Como hemos ido constatando, Agustín Sánchez Vidal es un humanista de nuestro tiempo, un escritor cuya actitud intelectual y creativa es interdisciplinar, integradora de todo tipo de saberes, pero quizá sea este delicioso texto de poco más de cien páginas el que mejor evidencie este espíritu, al tiempo que en él se pueden encontrar las inquietudes intelectuales que originan y sustentan la urdimbre primigenia de alguna de sus novelas, pues en él se suman y exponen conocimientos de multitud de artes y ciencias: desde la mitología, el folclore o la etimología, pasando por la literatura, el cine y la historia, hasta la mecánica, la biología, la física o las matemáticas. En este sentido, quizá convenga recordar su sólida formación científica ya apuntada y, como confiesa el propio Agustín, que la divulgación científica es su lectura habitual, más incluso que la literaria propiamente dicha. 

Los símbolos constituyen una estructura compleja y coherente, se entretejen entre ellos confeccionando una trama que nos permite crear mundos alternativos, donde unos símbolos existen en el contexto de otros. Agustín actúa de forma idéntica y su ensayo no es en modo alguno la suma independiente de tres conferencias, sino que conforma un todo coherente en el que además de explicar la tesis principal, se constituye en una obra esencial para entender su propia actividad como novelista, pues en sus páginas encontramos las claves de su creatividad. 
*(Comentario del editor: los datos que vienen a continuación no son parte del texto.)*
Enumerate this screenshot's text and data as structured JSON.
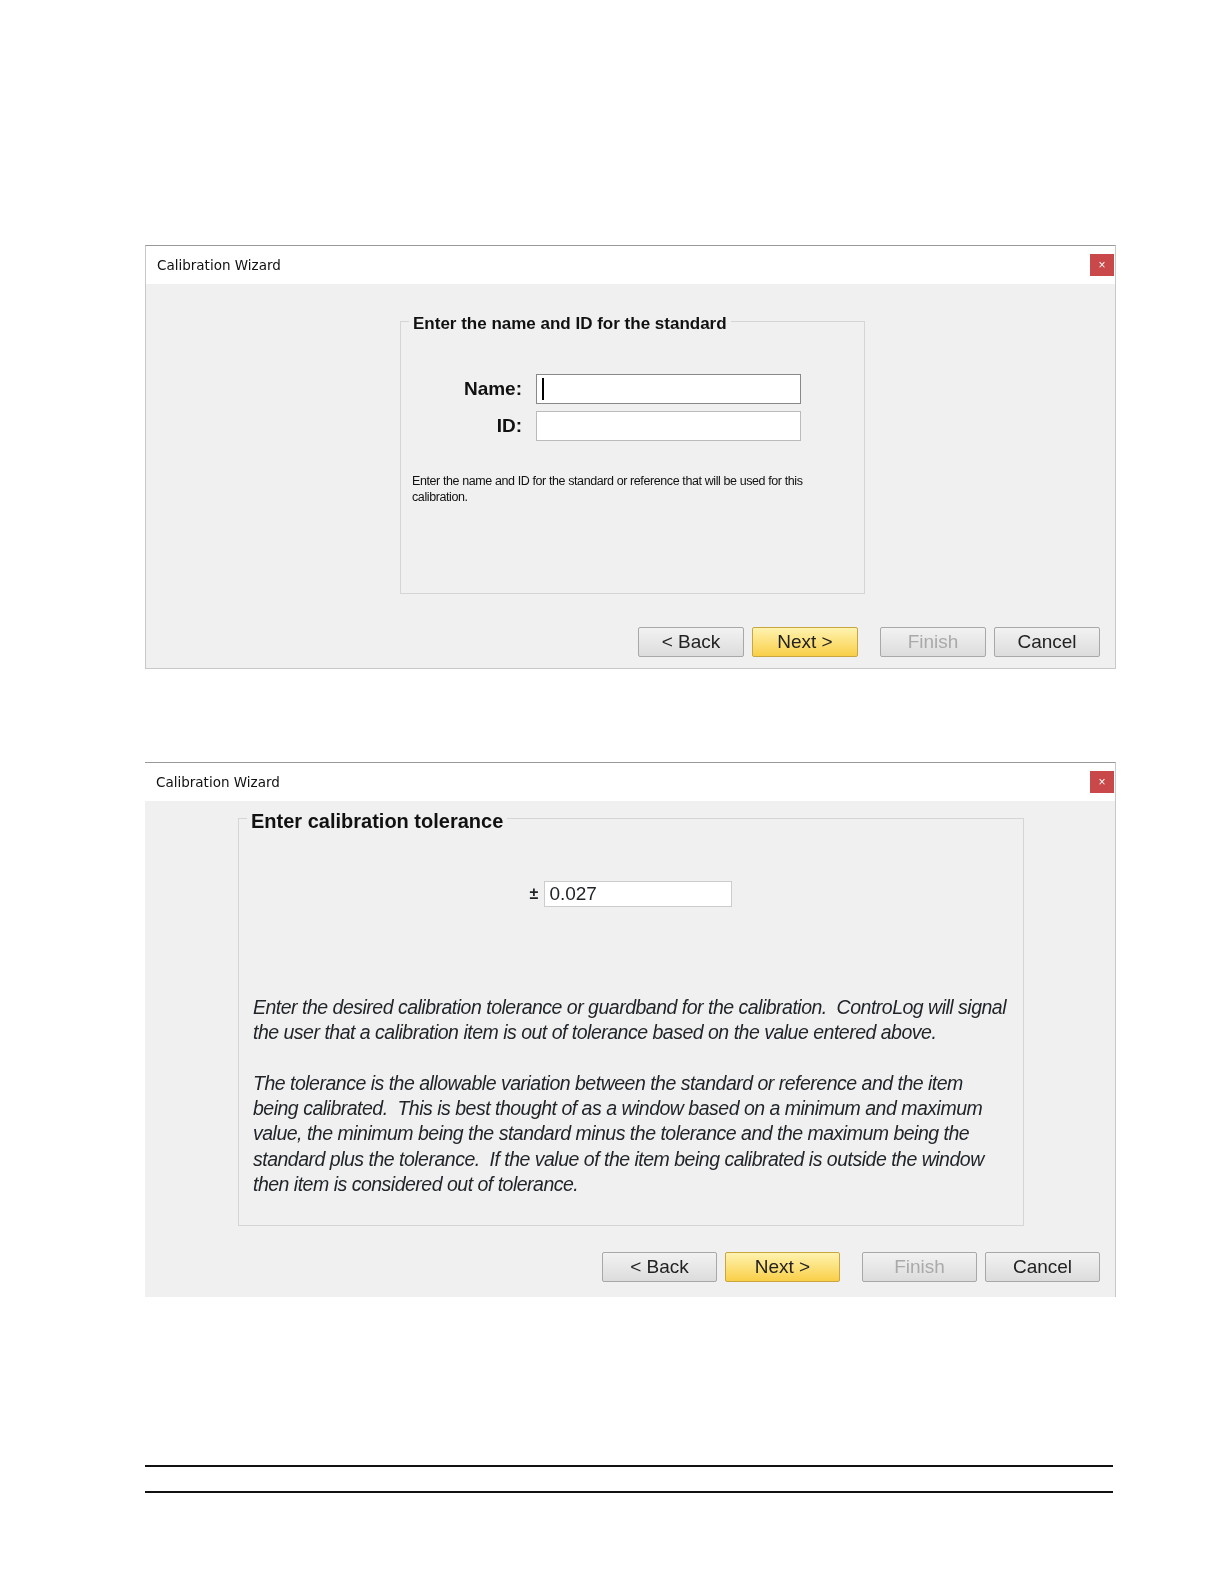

La primera parte lleva por título ‘Las tramas que nos constituyen’ y versa sobre la “revolución de las cuerdas” -asunto central de su novela histórica, de amor y aventuras, homenaje a la cultura andina, Nudo de sangre- y el “escape de foliot”, embrión del reloj, que según el pensador alemán Ernst Junger es la base de la moderna civilización occidental, invención, a su juicio, más importante que la imprenta, la brújula, la pólvora, la máquina de vapor o el descubrimiento de América. Sánchez Vidal reflexiona sobre el tríptico tectón-textil-texto; sobre el paso de los textiles a los códigos de barras; sobre la ilación entre cuentas y cuentos o viceversa; sobre las redes neuronales -investigadas por Cajal y Golgi-, la web y al entramado de las narraciones. 

En la segunda, “La escritura de dios” -título de un cuento de Borges- busca en el lenguaje anterior a Babel un código universal capaz de originar el Universo –su código fuente, tema central de su primera novela, La llave maestra-; es decir, signos que están en la base de todo lo creado y encierran sus claves, una especie de genoma universal, tentativa a la que se han acercado en nuestros días –desde modelos computacionales- los científicos que trabajan sobre la teoría unificada de la información. 

Por último, en “Símbolos y mitos”, el autor aborda el papel que desempeñan en nuestras vidas el pensamiento simbólico y los mitos, desde los relatos homéricos hasta las comerciales películas de Hollywood, cuyas historias derivan en mayor o menor medida de esa materia prima de la que se alimentan no sólo las diferentes artes, sino también las distintas filosofías y religiones.